In my customer’s case – a small shop with a few computers in a workgroup – they had a Cisco router (RV220W) configured as the DHCP and DNS server for the network. When workstations get an IP address from DHCP, they are also provided with a default domain, which tells the client machine what domain to append to the end of unqualified hostnames. In this case, the factory-configured default domain was “cisco” (go figure). So whenever they try to connect to “SERVER” (which is just a hostname), the system appends the default domain to make it “SERVER.cisco”. Before the new TLD “.cisco” existed, this would just fail. And yet, because the workstations in this workgroup environment have been relying on NetBIOS or LLMNR or mDNS, everything’s been working fine. For the past six months anyway.
About two months ago, Cisco registered “cisco” as a new TLD (like .com). And they configured it (I guess very recently) to prevent namespace collisions as per the ICANN guide (sections 3.1 and 3.2).

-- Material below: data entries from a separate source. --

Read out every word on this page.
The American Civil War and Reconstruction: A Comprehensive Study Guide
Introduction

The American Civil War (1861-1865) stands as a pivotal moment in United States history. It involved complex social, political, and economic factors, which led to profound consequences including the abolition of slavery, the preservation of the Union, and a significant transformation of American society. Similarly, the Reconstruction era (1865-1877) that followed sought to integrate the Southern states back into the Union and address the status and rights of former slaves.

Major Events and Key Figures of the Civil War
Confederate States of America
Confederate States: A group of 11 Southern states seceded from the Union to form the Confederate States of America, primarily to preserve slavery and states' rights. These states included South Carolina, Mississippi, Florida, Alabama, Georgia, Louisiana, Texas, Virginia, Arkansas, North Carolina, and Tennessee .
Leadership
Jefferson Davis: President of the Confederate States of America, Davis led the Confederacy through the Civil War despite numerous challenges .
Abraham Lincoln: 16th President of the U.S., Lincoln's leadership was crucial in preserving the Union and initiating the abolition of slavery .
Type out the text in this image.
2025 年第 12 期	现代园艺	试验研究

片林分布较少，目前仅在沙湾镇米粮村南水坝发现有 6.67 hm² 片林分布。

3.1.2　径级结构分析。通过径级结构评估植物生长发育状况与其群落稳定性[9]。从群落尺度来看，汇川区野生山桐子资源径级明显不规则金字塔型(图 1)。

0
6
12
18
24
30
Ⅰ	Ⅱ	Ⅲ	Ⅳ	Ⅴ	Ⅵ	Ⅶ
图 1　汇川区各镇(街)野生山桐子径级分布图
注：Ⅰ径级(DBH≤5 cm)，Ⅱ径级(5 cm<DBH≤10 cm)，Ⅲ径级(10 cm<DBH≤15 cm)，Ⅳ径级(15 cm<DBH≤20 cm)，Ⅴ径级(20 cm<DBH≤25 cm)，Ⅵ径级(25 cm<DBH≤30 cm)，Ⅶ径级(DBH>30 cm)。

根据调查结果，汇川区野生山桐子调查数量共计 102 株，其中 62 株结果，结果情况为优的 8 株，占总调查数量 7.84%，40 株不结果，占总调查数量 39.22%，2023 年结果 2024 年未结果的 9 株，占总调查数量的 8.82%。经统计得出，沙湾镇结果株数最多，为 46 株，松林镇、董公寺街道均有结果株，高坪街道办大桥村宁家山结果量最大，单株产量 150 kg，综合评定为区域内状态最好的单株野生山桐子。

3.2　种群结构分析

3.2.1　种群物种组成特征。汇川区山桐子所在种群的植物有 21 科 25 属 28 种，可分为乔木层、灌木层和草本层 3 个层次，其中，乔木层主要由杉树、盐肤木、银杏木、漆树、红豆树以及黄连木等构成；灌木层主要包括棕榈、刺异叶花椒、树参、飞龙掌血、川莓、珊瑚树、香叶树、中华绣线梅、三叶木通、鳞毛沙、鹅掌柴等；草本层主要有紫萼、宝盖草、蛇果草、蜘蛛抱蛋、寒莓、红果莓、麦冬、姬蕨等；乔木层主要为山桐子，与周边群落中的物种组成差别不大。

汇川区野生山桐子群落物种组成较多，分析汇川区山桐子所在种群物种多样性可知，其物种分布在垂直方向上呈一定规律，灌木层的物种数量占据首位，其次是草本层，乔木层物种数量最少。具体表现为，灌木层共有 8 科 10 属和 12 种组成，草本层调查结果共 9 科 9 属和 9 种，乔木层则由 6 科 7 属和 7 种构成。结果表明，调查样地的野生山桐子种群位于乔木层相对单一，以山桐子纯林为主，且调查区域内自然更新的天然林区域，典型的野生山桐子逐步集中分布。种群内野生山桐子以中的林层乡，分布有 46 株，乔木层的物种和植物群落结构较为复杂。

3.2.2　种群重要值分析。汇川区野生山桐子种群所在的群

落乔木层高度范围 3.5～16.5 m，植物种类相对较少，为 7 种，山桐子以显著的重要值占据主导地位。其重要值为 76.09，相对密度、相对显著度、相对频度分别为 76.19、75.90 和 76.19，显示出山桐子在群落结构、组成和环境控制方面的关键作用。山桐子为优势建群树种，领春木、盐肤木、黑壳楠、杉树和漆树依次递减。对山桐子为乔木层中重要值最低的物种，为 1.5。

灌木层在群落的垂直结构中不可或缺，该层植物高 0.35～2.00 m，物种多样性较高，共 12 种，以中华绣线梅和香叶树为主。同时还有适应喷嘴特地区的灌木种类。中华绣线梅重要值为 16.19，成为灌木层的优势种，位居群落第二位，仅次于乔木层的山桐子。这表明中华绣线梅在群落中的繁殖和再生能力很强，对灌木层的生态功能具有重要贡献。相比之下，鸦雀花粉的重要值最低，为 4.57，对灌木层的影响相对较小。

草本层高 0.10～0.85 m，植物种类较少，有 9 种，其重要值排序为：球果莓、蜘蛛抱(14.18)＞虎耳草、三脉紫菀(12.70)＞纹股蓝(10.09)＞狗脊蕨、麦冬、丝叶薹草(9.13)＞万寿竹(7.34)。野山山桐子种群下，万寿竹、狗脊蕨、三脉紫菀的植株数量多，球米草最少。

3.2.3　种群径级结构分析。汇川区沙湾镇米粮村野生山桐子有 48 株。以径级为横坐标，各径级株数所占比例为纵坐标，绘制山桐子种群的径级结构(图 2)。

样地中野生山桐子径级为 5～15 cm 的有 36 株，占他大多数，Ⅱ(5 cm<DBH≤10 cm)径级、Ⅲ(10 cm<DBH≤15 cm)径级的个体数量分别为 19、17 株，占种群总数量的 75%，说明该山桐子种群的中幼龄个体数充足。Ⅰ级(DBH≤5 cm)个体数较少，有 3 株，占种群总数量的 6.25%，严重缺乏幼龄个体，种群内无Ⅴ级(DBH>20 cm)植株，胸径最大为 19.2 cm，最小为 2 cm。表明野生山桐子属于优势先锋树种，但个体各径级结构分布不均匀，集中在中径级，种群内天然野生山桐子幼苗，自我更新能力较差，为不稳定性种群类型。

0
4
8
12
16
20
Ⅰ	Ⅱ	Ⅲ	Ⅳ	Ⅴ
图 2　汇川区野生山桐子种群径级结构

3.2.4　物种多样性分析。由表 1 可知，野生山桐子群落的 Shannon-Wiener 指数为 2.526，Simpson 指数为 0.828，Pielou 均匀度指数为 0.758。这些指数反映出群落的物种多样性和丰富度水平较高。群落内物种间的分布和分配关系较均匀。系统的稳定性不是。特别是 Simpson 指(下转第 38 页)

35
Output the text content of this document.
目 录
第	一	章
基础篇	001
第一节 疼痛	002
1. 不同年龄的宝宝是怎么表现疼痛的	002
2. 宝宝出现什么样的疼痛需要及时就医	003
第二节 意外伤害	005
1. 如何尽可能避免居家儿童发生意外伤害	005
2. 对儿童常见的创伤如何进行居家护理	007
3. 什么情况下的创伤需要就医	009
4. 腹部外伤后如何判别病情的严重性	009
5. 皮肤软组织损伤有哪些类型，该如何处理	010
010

Now whenever my customer’s router was asked to resolve “SERVER.cisco”, it forwarded the request to the nameservers for the new “.cisco” domain, which in turn responded with the namespace collision IP address of 127.0.53.53, which is a legitimate response (not a failure). So of course this broke the internal network. By design!
127.0.53.53 is exactly what I saw during my troubleshooting that led me down the path to resolution. Every internal host responded with this IP address. It’s a wildcard DNS entry on new TLD’s that has a singular purpose of breaking internal networks (see section 3 in the above-mentioned guide) in order to spur admins into doing something to prevent the namespace collision.
I have lingering questions as to whether Cisco knew that it would break some of its customer’s internal networks, and whether this initiative even solves a problem that needs to be solved. Regardless, if you ever see internal hosts resolving to 127.0.53.53 – now you know why.